Jules called Zoë into his new office, formerly Mart Willow's (not yet fumigated, but soon). He had been reading old books and now he rubbed his eyes. Tomes were spread before him; leather and canvas bound books that, as blanks alone, would be worth hundreds of dollars apiece today. She approached them with awe, touching with her fingertips. Crisp (stick and nib?) ink text filled the pages in straight, wire-mesh penmanship.

"He was hiding stuff on us," Jules said. "He was actually doing deals with Gilbert, who he figured would be the new owner. Gilbert wanted any news about the dark side of his family suppressed. What wealthy family wouldn't want the same? Miss Polly went along with it, often against her best instincts. She would have made a better editor and reporter than the rest of us put together, except she had the family curse hanging around her neck, as well as her obligation to all of them to keep the system going. But we're cleaning house, now that I've got the say-so."

"Good for you," Zoë told him. "Mind if I borrow a couple of those giant books?"

"Be my guest."

Lugging a pile of mildewy tomes, she struggled to her old desk in the obit section. She didn't want the dust and mildew in her new office. A group of reporters followed her.

"Nice to see you again," Spike said.

"It's good to be back. Ooff." She dropped the books on her desk and dust rose. She looked around. "I didn't expect to see this place again." They crowded into the obit area. Spike reached under his desk and pulled out a big candy box. "We all got together and bought some chocolates to say thanks-be-to-you. We are all sooo glad to be rid of that man."

They all clapped.

"Those are very large books," Spike said when they were alone. As Spike packed up for the day, and the afternoon faded into a golden silence, she read:

...no longer trusting to the sound sense of my faculties, indeed filled with fear as to what might otherwise befall our institutions, our family, and our town, I resolved to undo both the progress and the mistakes that had been the outgrowth of my third African journey. Thus, with a heavy heart, I ordered the Chinese workers on board to uncrate our magnificent sphinx, brought to California via the Indian Ocean at great expense. We sank it deep in the Pacific near San Tomas. The voice in the back of my mind, however, continues to torment me. I fear it is too late. How long will I (and God forbid, my descendants?) have to suffer the schemes of this thing...?
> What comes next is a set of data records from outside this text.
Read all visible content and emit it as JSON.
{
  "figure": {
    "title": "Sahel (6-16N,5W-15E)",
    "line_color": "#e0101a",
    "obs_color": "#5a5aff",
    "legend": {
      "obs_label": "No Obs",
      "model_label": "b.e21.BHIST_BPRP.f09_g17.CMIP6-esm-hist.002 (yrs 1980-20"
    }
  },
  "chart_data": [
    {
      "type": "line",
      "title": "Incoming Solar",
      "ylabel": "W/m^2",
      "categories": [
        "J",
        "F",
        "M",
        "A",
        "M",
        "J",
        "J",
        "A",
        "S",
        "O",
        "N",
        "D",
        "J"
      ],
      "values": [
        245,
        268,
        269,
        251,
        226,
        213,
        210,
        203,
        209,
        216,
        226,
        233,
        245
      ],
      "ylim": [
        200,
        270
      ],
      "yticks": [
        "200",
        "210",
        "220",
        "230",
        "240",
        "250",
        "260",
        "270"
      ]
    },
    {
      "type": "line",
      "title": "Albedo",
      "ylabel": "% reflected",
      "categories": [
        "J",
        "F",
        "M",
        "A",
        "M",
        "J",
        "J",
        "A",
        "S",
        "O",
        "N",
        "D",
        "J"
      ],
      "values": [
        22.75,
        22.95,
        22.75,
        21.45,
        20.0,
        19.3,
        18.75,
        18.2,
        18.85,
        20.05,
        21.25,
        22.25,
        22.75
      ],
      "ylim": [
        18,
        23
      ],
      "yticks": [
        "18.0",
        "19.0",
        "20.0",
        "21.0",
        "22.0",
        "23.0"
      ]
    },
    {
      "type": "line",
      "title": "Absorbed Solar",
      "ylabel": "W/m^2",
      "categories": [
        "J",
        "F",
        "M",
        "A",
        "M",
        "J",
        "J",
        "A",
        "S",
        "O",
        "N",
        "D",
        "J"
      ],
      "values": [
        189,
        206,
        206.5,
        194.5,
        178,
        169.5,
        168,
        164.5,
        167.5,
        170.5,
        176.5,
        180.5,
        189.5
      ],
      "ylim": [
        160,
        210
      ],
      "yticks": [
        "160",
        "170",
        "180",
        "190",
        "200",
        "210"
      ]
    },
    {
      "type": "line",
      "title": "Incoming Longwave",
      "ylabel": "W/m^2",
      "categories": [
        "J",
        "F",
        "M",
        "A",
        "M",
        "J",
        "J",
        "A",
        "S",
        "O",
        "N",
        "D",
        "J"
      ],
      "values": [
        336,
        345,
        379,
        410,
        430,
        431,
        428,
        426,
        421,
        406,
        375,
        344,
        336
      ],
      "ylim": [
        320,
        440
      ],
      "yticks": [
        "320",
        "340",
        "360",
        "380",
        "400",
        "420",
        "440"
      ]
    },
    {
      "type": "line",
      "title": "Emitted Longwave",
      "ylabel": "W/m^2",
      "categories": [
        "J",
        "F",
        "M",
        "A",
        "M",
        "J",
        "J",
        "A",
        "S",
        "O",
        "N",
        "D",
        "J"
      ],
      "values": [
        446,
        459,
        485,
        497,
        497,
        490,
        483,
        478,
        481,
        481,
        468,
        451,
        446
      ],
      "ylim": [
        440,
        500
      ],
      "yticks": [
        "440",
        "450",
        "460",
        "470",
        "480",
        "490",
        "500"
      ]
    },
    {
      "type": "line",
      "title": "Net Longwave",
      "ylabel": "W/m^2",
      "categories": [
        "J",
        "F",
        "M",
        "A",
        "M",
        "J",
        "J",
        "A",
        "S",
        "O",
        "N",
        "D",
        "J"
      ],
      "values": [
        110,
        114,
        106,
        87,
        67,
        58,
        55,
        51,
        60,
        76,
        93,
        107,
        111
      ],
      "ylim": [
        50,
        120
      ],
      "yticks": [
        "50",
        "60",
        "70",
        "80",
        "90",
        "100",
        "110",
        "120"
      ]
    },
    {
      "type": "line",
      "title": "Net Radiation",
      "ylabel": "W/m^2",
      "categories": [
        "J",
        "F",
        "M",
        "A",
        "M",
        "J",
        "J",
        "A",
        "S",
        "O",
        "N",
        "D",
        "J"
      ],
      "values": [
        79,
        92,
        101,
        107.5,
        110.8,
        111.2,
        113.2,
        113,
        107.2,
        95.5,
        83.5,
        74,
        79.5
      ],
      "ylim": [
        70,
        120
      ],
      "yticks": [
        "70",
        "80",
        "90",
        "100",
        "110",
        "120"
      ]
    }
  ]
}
As she read, her heart pounded. Yes, her mind cried with a life of its own, that's what I've been feeling at the back of my head. It was more powerful than ever, so powerful that it hurt.

...COME CLOSER...

Feeling the Cold Thing she burst into tears and slammed the book shut. Even with Gilbert dead, nothing had changed. Somehow, she must get the Cold Thing out of her life, even if she had to pry it out of her brain with a Swiss Army Knife.